In the fall, Rick and I were walking around Lake Fayetteville—which is just a few miles from where I live now, and often served us as a surrogate for Beaver lake—and everything changed. It occurred to me that I should write a story that people might want to read. That was daunting. I’d practiced law for a few years, conducted terrorism research at the University of Arkansas, and had just finished my Ph.D. Interesting achievements, yes, but none of them provided me a clue about writing fiction. Today, I believe it’s a good thing I was blissfully ignorant and naïve, both about writing a novel and finding an agent. Had I known anything about literary agents and slush piles when I began? Well, I rarely do anything that leads to perpetual rejection and unmitigated frustration. But I digress.
I knew I wanted to write a fantasy fiction—it’s my favorite genre. With that in mind, I tried to breathe life into a protagonist, craft a struggle, and create a world for it to take place. I wrote the first chapter—it took a week. What I had was awful, and I knew it. Maggie was a sniveling brat, and I still didn’t have a real plot. Other than the fact that I knew she would have powers, I had nothing else.

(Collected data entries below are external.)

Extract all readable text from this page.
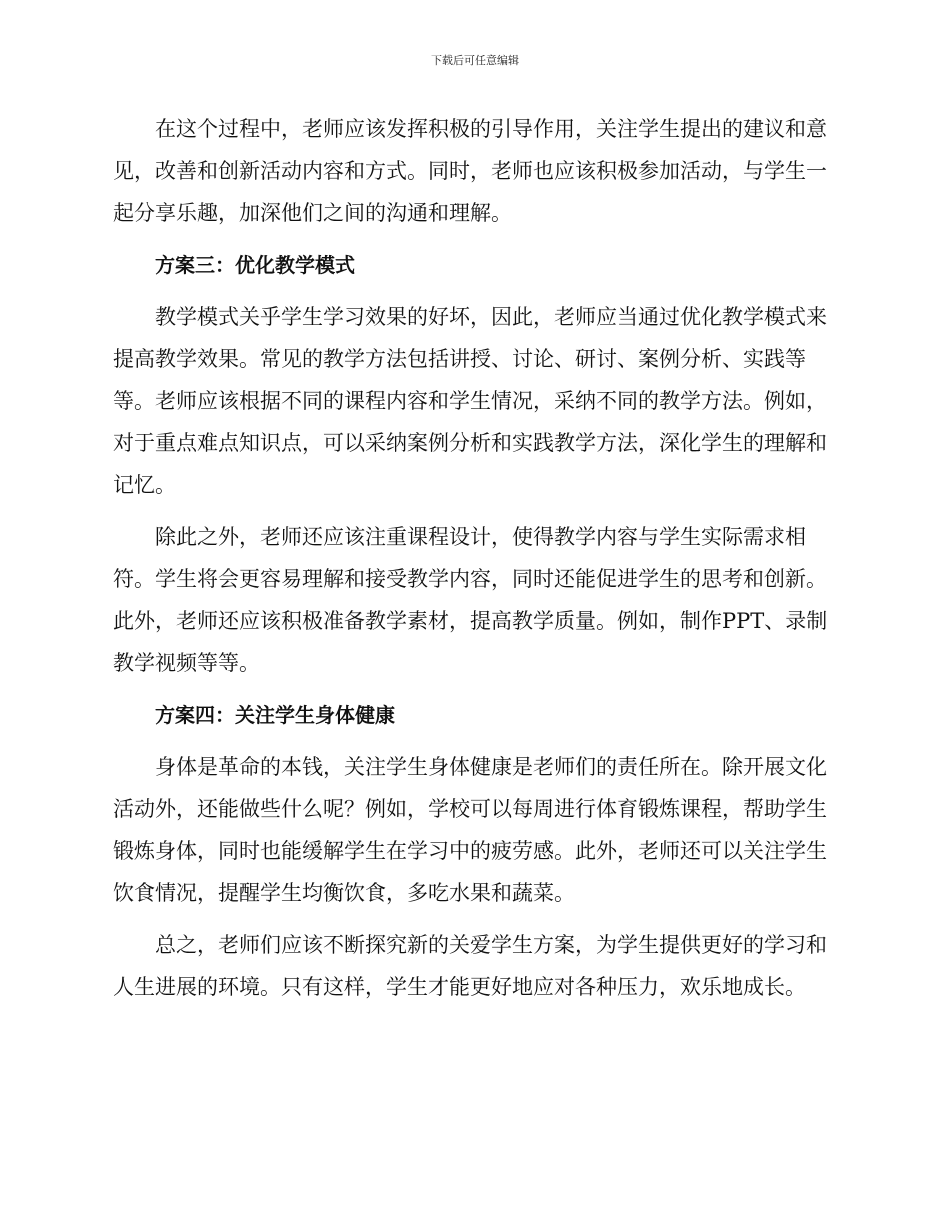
下载后可任意编辑

在这个过程中，老师应该发挥积极的引导作用，关注学生提出的建议和意见，改善和创新活动内容和方式。同时，老师也应该积极参加活动，与学生一起分享乐趣，加深他们之间的沟通和理解。

方案三：优化教学模式

教学模式关乎学生学习效果的好坏，因此，老师应当通过优化教学模式来提高教学效果。常见的教学方法包括讲授、讨论、研讨、案例分析、实践等等。老师应该根据不同的课程内容和学生情况，采纳不同的教学方法。例如，对于重点难点知识点，可以采纳案例分析和实践教学方法，深化学生的理解和记忆。

除此之外，老师还应该注重课程设计，使得教学内容与学生实际需求相符。学生将会更容易理解和接受教学内容，同时还能促进学生的思考和创新。此外，老师还应该积极准备教学素材，提高教学质量。例如，制作PPT、录制教学视频等等。

方案四：关注学生身体健康

身体是革命的本钱，关注学生身体健康是老师们的责任所在。除开展文化活动外，还能做些什么呢？例如，学校可以每周进行体育锻炼课程，帮助学生锻炼身体，同时也能缓解学生在学习中的疲劳感。此外，老师还可以关注学生饮食情况，提醒学生均衡饮食，多吃水果和蔬菜。

总之，老师们应该不断探究新的关爱学生方案，为学生提供更好的学习和人生进展的环境。只有这样，学生才能更好地应对各种压力，欢乐地成长。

Some people call me driven—and I suppose with three post-graduate degrees, that is somewhat true of me. But more than anything, I’m stubborn. I refused to let a little thing like “no plot” stand in my way, so I did what I’d been trained to do elsewhere in my life…I started researching. I spent the summer of 2010 prepping for a class I was teaching in the fall, and reading everything I could on the Fae. I didn’t read popular fiction. Instead I read books on folklore and books by authors who believe them to be real. Early on, I paid more attention to Irish legends of the Sidhe than anything. I found them fascinating. I preferred the more ancient version of Sidhe that tied those beings to the elements, rather than the fallen angel tradition that came much, much later.
As my research progressed, I began looking at Fae and similar beings from other traditions—German, Chinese, Native American. It was mesmerizing. That summer, the summer of 2010, the Fae as I’ve written them began to coalesce. With a better idea of what I wanted, I returned to my manuscript and began working on story details. I wrote the Earth trial first, figured out the Water trial next, and crafted sentences for a few weeks with a clearer picture of who I wanted Maggie to be. While trying to sleep one night, but unable to keep my mind from wading through the story, a plot began to form in my sleep-deprived brain. Excited, inspired, I got up—I think it was about 2 a.m.—and settled in front of my computer. By 6 a.m., I’d outlined the entire WFJ series—all four books. While I freely admit to “massaging” parts of it from time to time, the finished product is remarkably close to that original outline. I still intend to build a storybook cottage on Beaver Lake, but in some ways, I feel like I already have.